Une passe décisive involontaire à Alassane Ouattara
C’est un corollaire dont le PPA-CI se serait bien passé. En annonçant tambour battant la candidature de Laurent Gbagbo à la prochaine présidentielle, le parti légitime davantage une quatrième candidature du président Alassane Ouattara à la présidentielle. « D’un point de vue juridique, le président Ouattara a une candidature qui serait validée par le Conseil constitutionnel. D’un point de vue moral, le président avait donné sa parole. Si Gbagbo et Bédié n’y sont pas, il n’y a aucune raison qu’il y soit. Sauf que Bédié n’est plus et que Gbagbo est appelé à être candidat. Ce qui fait qu’à contrario, Gbagbo candidat, Ouattara l’est de manière valable. C’est ce qu’a rappelé le ministre Touré Mamadou qui soutient en somme qu’il est tout à fait normal que le président Ouattara soit candidat », analyse Landry Kuyo. Comme pour apporter de l’eau à son moulin, le 12 mars, soit 72 h après l’annonce de la candidature de Laurent Gbagbo, l’union des leaders pour la candidature d’Alassane Ouattara en 2025 a annoncé le lancement d’une pétition visant 4 millions de signataires en faveur d’un nouveau mandat du président ivoirien. Représentant du parrain de la cérémonie, Nogbou Omer, membre du bureau politique du Rhdp n’a pas manqué implicitement de faire allusion au PPA-CI. « Votre souhait de voir comme beaucoup d’Ivoiriens Alassane Ouattara d’être candidat en 2025 est noble.

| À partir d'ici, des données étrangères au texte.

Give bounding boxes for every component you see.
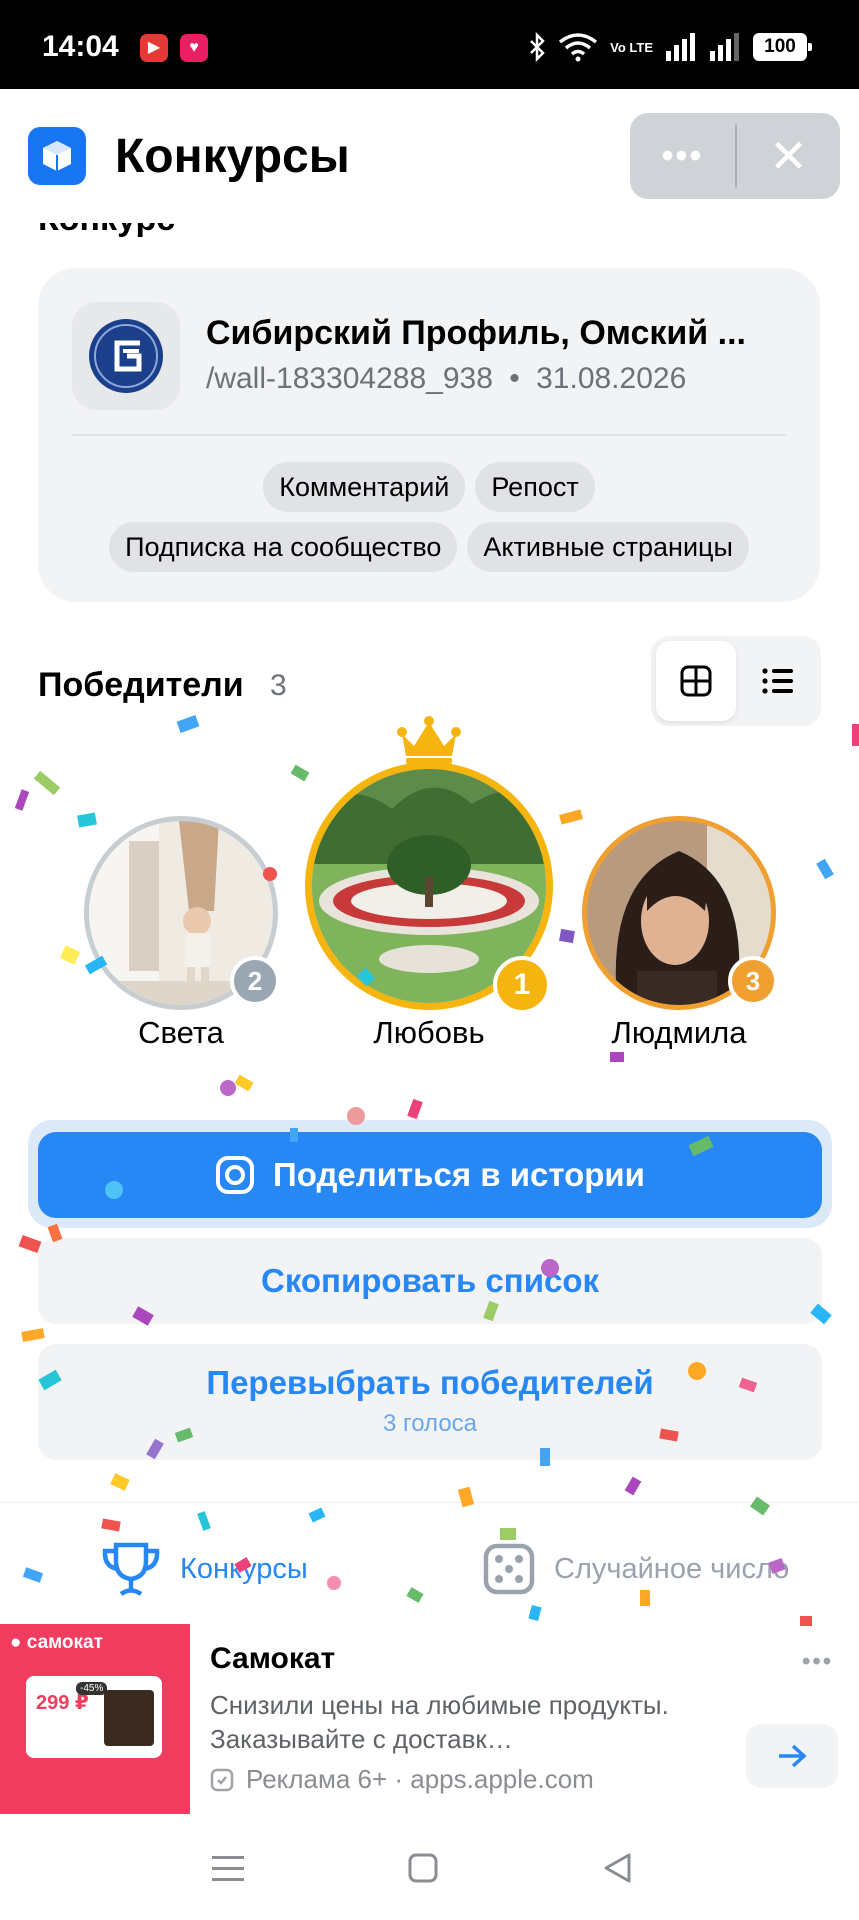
winner-avatar-1[interactable]: 1 — [305, 762, 553, 1014]
ad-source: Реклама 6+ · apps.apple.com — [210, 1764, 594, 1795]
crown-icon — [397, 716, 461, 764]
wifi-icon — [559, 33, 598, 62]
group-logo-icon — [89, 319, 163, 393]
menu-nav-icon[interactable] — [212, 1854, 244, 1884]
grid-icon — [680, 665, 712, 697]
tab-contests[interactable]: Конкурсы — [100, 1539, 308, 1599]
reroll-votes-caption: 3 голоса — [382, 1410, 478, 1437]
post-path: /wall-183304288_938 — [206, 362, 493, 395]
contest-card[interactable]: Сибирский Профиль, Омский ... /wall-1833… — [38, 268, 820, 602]
arrow-right-icon — [779, 1744, 807, 1768]
signal-icon — [666, 33, 695, 61]
condition-chips-row-2: Подписка на сообщество Активные страницы — [38, 522, 820, 572]
tab-random-number-label: Случайное число — [554, 1552, 790, 1585]
share-to-story-button[interactable]: Поделиться в истории — [38, 1132, 822, 1218]
tab-bar: Конкурсы Случайное число — [0, 1502, 859, 1622]
condition-chip-active-pages: Активные страницы — [467, 522, 749, 572]
reroll-winners-button[interactable]: Перевыбрать победителей 3 голоса — [38, 1344, 822, 1460]
ad-open-button[interactable] — [746, 1724, 838, 1788]
reroll-button-label: Перевыбрать победителей — [206, 1364, 654, 1401]
winner-name-2: Света — [138, 1015, 224, 1050]
app-header: Конкурсы ••• ✕ — [0, 89, 859, 223]
video-app-icon: ▶ — [140, 34, 168, 62]
rank-badge-2: 2 — [230, 956, 280, 1006]
system-navigation-bar — [0, 1814, 859, 1920]
battery-indicator: 100 — [753, 33, 812, 61]
post-meta: /wall-183304288_938 • 31.08.2026 — [206, 362, 686, 396]
ad-info-icon — [210, 1768, 234, 1791]
ad-title: Самокат — [210, 1642, 336, 1675]
ad-product-image — [104, 1690, 154, 1746]
condition-chips-row-1: Комментарий Репост — [38, 462, 820, 512]
ad-source-text: Реклама 6+ · apps.apple.com — [246, 1764, 594, 1794]
close-icon[interactable]: ✕ — [737, 113, 840, 199]
back-nav-icon[interactable] — [602, 1852, 632, 1884]
notification-app-icon: ♥ — [180, 34, 208, 62]
volte-label: Vo LTE — [610, 39, 653, 55]
winner-name-3: Людмила — [611, 1015, 747, 1050]
ad-image: ● самокат 299 ₽ -45% — [0, 1624, 190, 1814]
winner-avatar-2[interactable]: 2 — [84, 816, 280, 1010]
ad-text: Снизили цены на любимые продукты. Заказы… — [210, 1690, 669, 1754]
status-bar: 14:04 ▶ ♥ Vo LTE 100 — [0, 0, 859, 89]
card-divider — [72, 434, 786, 436]
home-nav-icon[interactable] — [408, 1852, 438, 1884]
group-name: Сибирский Профиль, Омский ... — [206, 314, 746, 352]
ad-discount: -45% — [76, 1682, 108, 1695]
condition-chip-subscribe: Подписка на сообщество — [109, 522, 458, 572]
dice-icon — [483, 1543, 535, 1595]
rank-badge-3: 3 — [728, 956, 778, 1006]
more-horizontal-icon[interactable]: ••• — [630, 113, 735, 199]
app-logo-icon — [28, 127, 86, 185]
mini-app-capsule: ••• ✕ — [630, 113, 840, 199]
ad-brand-badge: ● самокат — [10, 1632, 103, 1653]
tab-random-number[interactable]: Случайное число — [482, 1539, 789, 1599]
condition-chip-comment: Комментарий — [263, 462, 466, 512]
winners-count: 3 — [270, 669, 287, 702]
tab-contests-label: Конкурсы — [180, 1552, 308, 1585]
post-date: 31.08.2026 — [536, 362, 687, 395]
status-icons: Vo LTE 100 — [528, 30, 812, 64]
ad-product-card: 299 ₽ -45% — [26, 1676, 162, 1758]
signal-icon-2 — [710, 33, 739, 61]
share-button-label: Поделиться в истории — [273, 1156, 645, 1193]
ad-banner[interactable]: ● самокат 299 ₽ -45% Самокат Снизили цен… — [0, 1624, 859, 1814]
grid-view-button[interactable] — [656, 641, 736, 721]
copy-list-button[interactable]: Скопировать список — [38, 1238, 822, 1324]
trophy-icon — [102, 1542, 160, 1596]
winners-title: Победители — [38, 666, 244, 704]
winner-name-1: Любовь — [373, 1015, 485, 1050]
rank-badge-1: 1 — [493, 956, 551, 1014]
view-toggle — [651, 636, 821, 726]
status-time: 14:04 — [42, 30, 119, 63]
instagram-icon — [216, 1156, 255, 1194]
group-avatar — [72, 302, 180, 410]
ad-more-icon[interactable]: ••• — [802, 1648, 833, 1676]
list-icon — [762, 668, 793, 694]
bluetooth-icon — [530, 32, 545, 62]
winner-avatar-3[interactable]: 3 — [582, 816, 778, 1010]
page-title: Конкурсы — [115, 130, 350, 183]
condition-chip-repost: Репост — [475, 462, 595, 512]
list-view-button[interactable] — [739, 641, 817, 721]
meta-separator: • — [509, 362, 520, 395]
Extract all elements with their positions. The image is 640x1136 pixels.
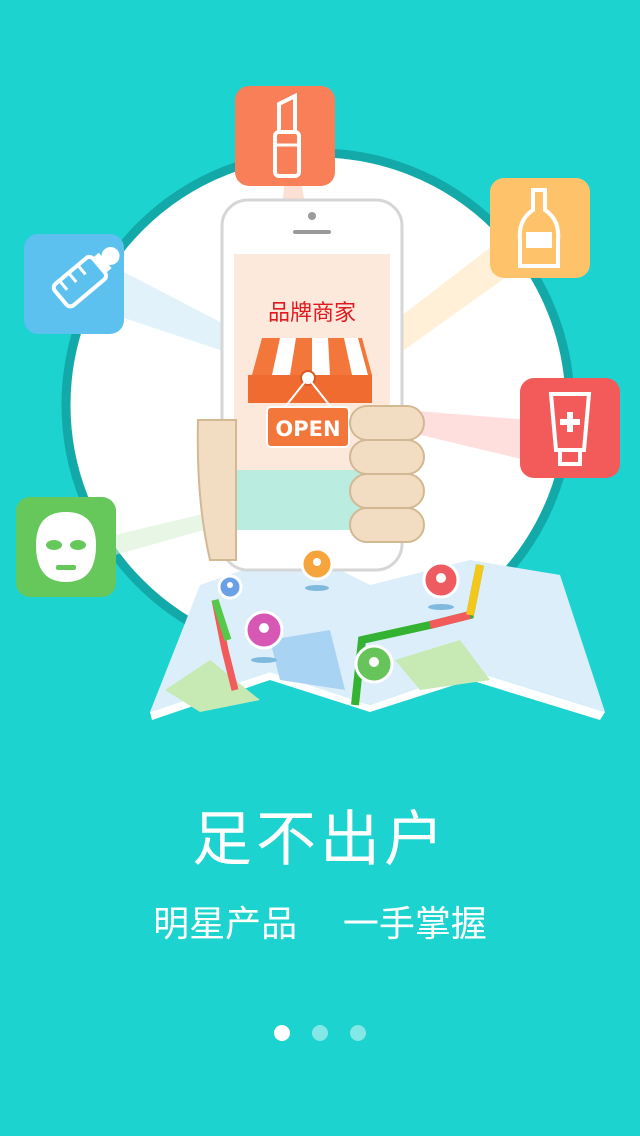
page-dot-3[interactable] xyxy=(350,1025,366,1041)
headline: 足不出户 xyxy=(192,805,448,875)
lipstick-icon xyxy=(235,86,335,186)
baby-bottle-icon xyxy=(24,234,124,334)
bottle-icon xyxy=(490,178,590,278)
page-indicator[interactable] xyxy=(0,1025,640,1045)
page-dot-2[interactable] xyxy=(312,1025,328,1041)
store-sign-title: 品牌商家 xyxy=(268,301,356,326)
intro-illustration: 品牌商家 OPEN xyxy=(16,86,620,720)
open-sign-text: OPEN xyxy=(275,417,340,441)
subheadline: 明星产品 一手掌握 xyxy=(153,904,487,945)
page-dot-1[interactable] xyxy=(274,1025,290,1041)
face-mask-icon xyxy=(16,497,116,597)
cream-tube-icon xyxy=(520,378,620,478)
map-pin-blue xyxy=(217,574,243,600)
map-pin-green xyxy=(354,644,394,684)
shop-awning xyxy=(248,338,372,408)
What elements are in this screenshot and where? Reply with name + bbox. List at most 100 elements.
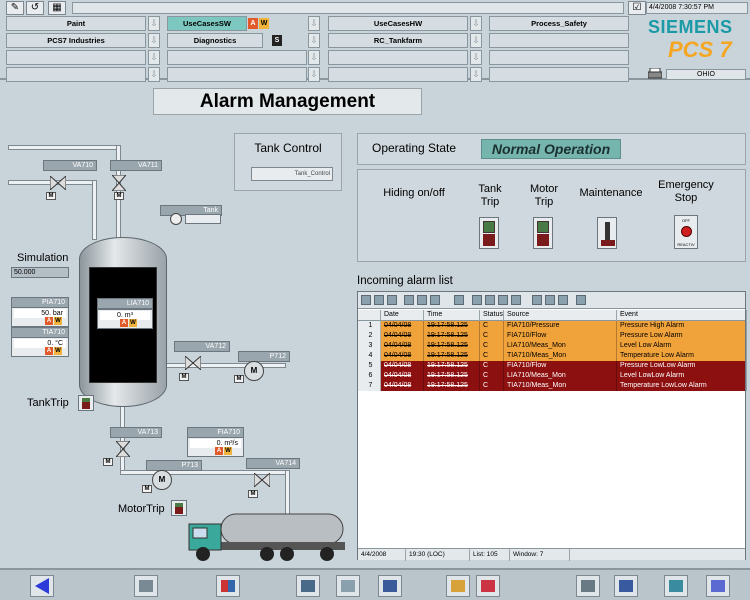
alarm-tool-icon[interactable] — [404, 295, 414, 305]
area-button-empty[interactable] — [167, 50, 307, 65]
alarm-tool-icon[interactable] — [498, 295, 508, 305]
report-icon[interactable] — [216, 575, 240, 597]
monitor-icon[interactable] — [296, 575, 320, 597]
alarm-tool-icon[interactable] — [485, 295, 495, 305]
exit-door-icon[interactable] — [614, 575, 638, 597]
hierarchy-icon[interactable] — [336, 575, 360, 597]
tank-control-faceplate[interactable]: Tank_Control — [251, 167, 333, 181]
area-button-empty[interactable] — [328, 67, 468, 82]
column-header-source[interactable]: Source — [504, 310, 617, 321]
lia710-tag[interactable]: LIA710 — [97, 298, 153, 309]
alarm-tool-icon[interactable] — [472, 295, 482, 305]
wrench-icon[interactable] — [134, 575, 158, 597]
area-button-empty[interactable] — [489, 33, 629, 48]
area-button-diagnostics[interactable]: Diagnostics — [167, 33, 263, 48]
alarm-row[interactable]: 2 04/04/08 19:17:58.125 C FIA710/Flow Pr… — [358, 331, 747, 341]
area-arrow-icon[interactable]: ⇩ — [308, 16, 320, 31]
va714-tag[interactable]: VA714 — [246, 458, 300, 469]
column-header-date[interactable]: Date — [381, 310, 424, 321]
alarm-row[interactable]: 6 04/04/08 19:17:58.125 C LIA710/Meas_Mo… — [358, 371, 747, 381]
area-arrow-icon[interactable]: ⇩ — [308, 67, 320, 82]
alarm-tool-icon[interactable] — [417, 295, 427, 305]
sort-icon[interactable] — [576, 295, 586, 305]
area-button-empty[interactable] — [489, 67, 629, 82]
valve-icon[interactable] — [253, 471, 271, 490]
valve-icon[interactable] — [49, 174, 67, 193]
loop-icon[interactable] — [378, 575, 402, 597]
area-button-usecasessw[interactable]: UseCasesSW — [167, 16, 247, 31]
alarm-tool-icon[interactable] — [387, 295, 397, 305]
column-header-time[interactable]: Time — [424, 310, 480, 321]
va711-tag[interactable]: VA711 — [110, 160, 162, 171]
area-arrow-icon[interactable]: ⇩ — [148, 33, 160, 48]
area-button-paint[interactable]: Paint — [6, 16, 146, 31]
area-arrow-icon[interactable]: ⇩ — [308, 50, 320, 65]
area-button-empty[interactable] — [489, 50, 629, 65]
column-header-event[interactable]: Event — [617, 310, 747, 321]
simulation-value[interactable]: 50.000 — [11, 267, 69, 278]
area-arrow-icon[interactable]: ⇩ — [308, 33, 320, 48]
valve-icon[interactable] — [184, 354, 202, 373]
motortrip-switch[interactable] — [171, 500, 187, 516]
valve-icon[interactable] — [110, 174, 128, 194]
motor-trip-switch[interactable] — [533, 217, 553, 249]
printer-icon[interactable] — [647, 67, 663, 80]
area-button-empty[interactable] — [6, 67, 146, 82]
grid-icon[interactable]: ▦ — [48, 1, 66, 15]
emergency-stop-button[interactable]: OFF REACTIV — [674, 215, 698, 249]
alarm-tool-icon[interactable] — [374, 295, 384, 305]
valve-icon[interactable] — [114, 440, 132, 460]
area-arrow-icon[interactable]: ⇩ — [470, 67, 482, 82]
area-arrow-icon[interactable]: ⇩ — [470, 33, 482, 48]
area-button-empty[interactable] — [6, 50, 146, 65]
alarm-tool-icon[interactable] — [545, 295, 555, 305]
area-button-empty[interactable] — [167, 67, 307, 82]
tia710-faceplate[interactable]: 0. °C A W — [11, 337, 69, 357]
area-button-usecaseshw[interactable]: UseCasesHW — [328, 16, 468, 31]
p713-tag[interactable]: P713 — [146, 460, 202, 471]
p712-pump[interactable]: M — [244, 361, 264, 381]
p712-tag[interactable]: P712 — [238, 351, 290, 362]
fia710-faceplate[interactable]: 0. m³/s A W — [187, 437, 244, 457]
va713-tag[interactable]: VA713 — [110, 427, 162, 438]
back-icon[interactable]: ↺ — [26, 1, 44, 15]
alarm-tool-icon[interactable] — [558, 295, 568, 305]
alarm-tool-icon[interactable] — [532, 295, 542, 305]
area-arrow-icon[interactable]: ⇩ — [148, 67, 160, 82]
column-header-number[interactable] — [358, 310, 381, 321]
area-button-rc-tankfarm[interactable]: RC_Tankfarm — [328, 33, 468, 48]
va710-tag[interactable]: VA710 — [43, 160, 97, 171]
alarm-tool-icon[interactable] — [511, 295, 521, 305]
check-icon[interactable]: ✎ — [6, 1, 24, 15]
alarm-tool-icon[interactable] — [430, 295, 440, 305]
edit-icon[interactable] — [476, 575, 500, 597]
area-arrow-icon[interactable]: ⇩ — [470, 50, 482, 65]
acknowledge-icon[interactable]: ☑ — [628, 1, 646, 15]
user-icon[interactable] — [576, 575, 600, 597]
maintenance-switch[interactable] — [597, 217, 617, 249]
tanktrip-switch[interactable] — [78, 395, 94, 411]
alarm-row[interactable]: 4 04/04/08 19:17:58.125 C TIA710/Meas_Mo… — [358, 351, 747, 361]
area-button-empty[interactable] — [328, 50, 468, 65]
alarm-tool-icon[interactable] — [361, 295, 371, 305]
alarm-tool-icon[interactable] — [454, 295, 464, 305]
lia710-faceplate[interactable]: 0. m³ A W — [97, 309, 153, 329]
alarm-row[interactable]: 5 04/04/08 19:17:58.125 C FIA710/Flow Pr… — [358, 361, 747, 371]
alarm-row[interactable]: 3 04/04/08 19:17:58.125 C LIA710/Meas_Mo… — [358, 341, 747, 351]
area-arrow-icon[interactable]: ⇩ — [148, 50, 160, 65]
signature-icon[interactable] — [706, 575, 730, 597]
back-arrow-icon[interactable] — [30, 575, 54, 597]
area-button-process-safety[interactable]: Process_Safety — [489, 16, 629, 31]
tank-trip-switch[interactable] — [479, 217, 499, 249]
pia710-faceplate[interactable]: 50. bar A W — [11, 307, 69, 327]
area-arrow-icon[interactable]: ⇩ — [470, 16, 482, 31]
alarm-row[interactable]: 1 04/04/08 19:17:58.125 C FIA710/Pressur… — [358, 321, 747, 331]
plane-icon[interactable] — [664, 575, 688, 597]
p713-pump[interactable]: M — [152, 470, 172, 490]
alarm-row[interactable]: 7 04/04/08 19:17:58.125 C TIA710/Meas_Mo… — [358, 381, 747, 391]
va712-tag[interactable]: VA712 — [174, 341, 230, 352]
lock-icon[interactable] — [446, 575, 470, 597]
area-button-pcs7-industries[interactable]: PCS7 Industries — [6, 33, 146, 48]
column-header-status[interactable]: Status — [480, 310, 504, 321]
area-arrow-icon[interactable]: ⇩ — [148, 16, 160, 31]
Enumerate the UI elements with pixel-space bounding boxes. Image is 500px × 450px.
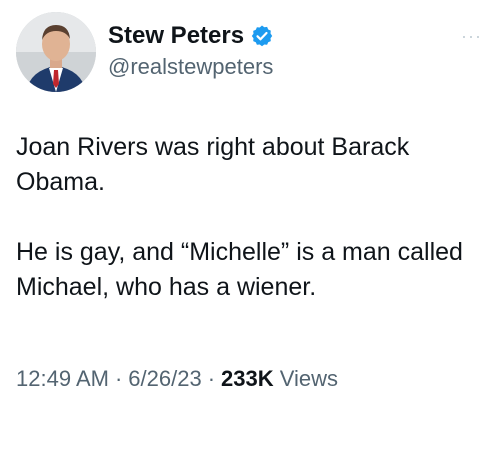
views-label: Views bbox=[279, 366, 339, 391]
verified-badge-icon[interactable] bbox=[250, 24, 274, 48]
avatar[interactable] bbox=[16, 12, 96, 92]
display-name[interactable]: Stew Peters bbox=[108, 22, 244, 50]
tweet-date[interactable]: 6/26/23 bbox=[128, 366, 201, 391]
display-name-row: Stew Peters bbox=[108, 20, 274, 52]
author-block: Stew Peters @realstewpeters bbox=[108, 20, 274, 80]
views-count[interactable]: 233K bbox=[221, 366, 274, 391]
tweet-paragraph-2: He is gay, and “Michelle” is a man calle… bbox=[16, 238, 463, 301]
tweet-header: Stew Peters @realstewpeters ··· bbox=[16, 12, 486, 96]
avatar-image bbox=[16, 12, 96, 92]
tweet-time[interactable]: 12:49 AM bbox=[16, 366, 109, 391]
meta-separator: · bbox=[114, 366, 123, 391]
more-dots-icon[interactable]: ··· bbox=[461, 26, 482, 47]
tweet-text: Joan Rivers was right about Barack Obama… bbox=[16, 130, 486, 305]
meta-separator: · bbox=[207, 366, 216, 391]
handle[interactable]: @realstewpeters bbox=[108, 54, 274, 80]
tweet-meta: 12:49 AM · 6/26/23 · 233K Views bbox=[16, 366, 338, 392]
tweet-card: Stew Peters @realstewpeters ··· Joan Riv… bbox=[0, 0, 500, 450]
tweet-paragraph-1: Joan Rivers was right about Barack Obama… bbox=[16, 133, 410, 196]
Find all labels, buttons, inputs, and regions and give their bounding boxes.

Votre ambition de 4 millions de signataires sera une formalité. Aucun militant du Rhdp ne pourra s’opposer à la candidature d’un supposé opposant. Mais il ne faut pas qu’un militant de l’opposition s’immisce dans notre choix », a-t-il indiquait. Les indicateurs d’une ébullition de la scène politique dans les jours à venir sont donc au vert.